51-Özel Bölüm Part-1 🦋Kaybetmek🦋

3.7K 141 6
                                    

Hayatı kaybetmekten daha kötü bir şey vardır: Hayatın anlamını kaybetmek.

~Erich Fromm~

"Efsun"

Gözlerim yanı başımda benimle birlikte yıldızları izleyen Yavuz'u buldu. Bakışları dehşet bir acı duygusuyla bakarken gözlerim doldu. Onun bu kahredici hali kalbimi acıtıyordu. Mutlu olmayı hakeden bir insandı ama hayat ona karşı bir kez daha acımasız davranmıştı. Terasın camını sıkıca sıkarken sinirlerine hakim olamadığını farkettim. Canı yanıyordu. Sağ elimi sırtına destek vermek istercesine hafifçe ovalıyordum. Ardından bedenimi yaklaştırıp başımı omzuna yaslayıp sakinleşmesini bekledim.

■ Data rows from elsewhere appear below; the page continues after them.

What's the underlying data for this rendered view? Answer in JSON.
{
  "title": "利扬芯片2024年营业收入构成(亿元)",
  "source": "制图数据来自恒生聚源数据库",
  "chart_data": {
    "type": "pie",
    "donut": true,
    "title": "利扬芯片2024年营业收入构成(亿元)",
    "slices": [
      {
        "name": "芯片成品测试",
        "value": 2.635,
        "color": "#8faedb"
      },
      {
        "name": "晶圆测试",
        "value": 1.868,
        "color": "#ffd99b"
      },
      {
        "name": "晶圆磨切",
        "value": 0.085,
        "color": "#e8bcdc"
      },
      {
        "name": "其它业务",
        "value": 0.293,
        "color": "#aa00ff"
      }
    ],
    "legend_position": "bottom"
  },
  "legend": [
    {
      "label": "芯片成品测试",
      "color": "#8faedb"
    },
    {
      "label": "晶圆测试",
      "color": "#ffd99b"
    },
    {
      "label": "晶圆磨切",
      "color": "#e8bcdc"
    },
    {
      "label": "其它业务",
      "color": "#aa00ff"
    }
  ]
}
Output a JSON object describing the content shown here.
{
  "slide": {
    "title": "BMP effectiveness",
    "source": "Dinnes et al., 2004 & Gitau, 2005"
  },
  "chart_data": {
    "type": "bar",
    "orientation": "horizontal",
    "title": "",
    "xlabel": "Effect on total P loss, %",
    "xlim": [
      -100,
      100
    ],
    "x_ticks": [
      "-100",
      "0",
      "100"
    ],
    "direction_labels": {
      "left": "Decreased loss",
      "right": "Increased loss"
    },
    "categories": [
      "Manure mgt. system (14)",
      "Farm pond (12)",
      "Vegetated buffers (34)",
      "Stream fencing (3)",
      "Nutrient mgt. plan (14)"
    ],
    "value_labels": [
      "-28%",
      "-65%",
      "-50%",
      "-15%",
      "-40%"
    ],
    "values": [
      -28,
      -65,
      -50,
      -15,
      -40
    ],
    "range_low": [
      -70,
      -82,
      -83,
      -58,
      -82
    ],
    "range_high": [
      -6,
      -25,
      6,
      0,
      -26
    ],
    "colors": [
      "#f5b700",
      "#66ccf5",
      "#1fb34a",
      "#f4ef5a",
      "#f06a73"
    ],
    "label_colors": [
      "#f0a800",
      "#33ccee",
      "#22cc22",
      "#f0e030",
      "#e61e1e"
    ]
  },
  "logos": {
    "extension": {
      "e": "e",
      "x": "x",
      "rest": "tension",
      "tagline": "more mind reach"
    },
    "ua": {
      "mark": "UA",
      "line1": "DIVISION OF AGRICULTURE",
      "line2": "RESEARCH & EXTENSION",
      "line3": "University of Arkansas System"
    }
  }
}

Gözyaşlarımı daha fazla tutamazken yüzümü omzuna bastırdım. Kollarım iri bedenini sarabildiği kadar sararken ona güçlü kalması için teselli vermem gerekiyordu ama ben kendim bile buna katlanamazken ona nasıl derman olacaktım ki daima mutlu olacakmışız gibi yaşarken her şeyin aynı şekilde devam edeceğini düşünmek bir hataydı. Karşımıza nelerin çıkabileceğini bilemeyiz tıpkı hiç ölmeyecekmiş gibi yaşadığımız gibi...

Değer verdiğin insanı kaybetmenin acısını yaşadığım için onu anlıyorum. Babam ve Annemi kaybettiğimde kendimi kimsesiz, çaresiz hissederken artık hayata nasıl devam edeceğimi düşünüp durmuştum. Ama hayat verdiğin kayıplara rağmen yaşamanı, tüm acılı olaylara karşı devam etmen için sana güç veriyor. Önemli olan bu içindeki gücü bulup sabır göstermelisin. Şimdi ise Yavuz'un verdiği kayıplara sabırla dayanması gerekiyor.

O kalbini, sevdiğini, değerli çiçeğini, Gizem'ini kaybetti.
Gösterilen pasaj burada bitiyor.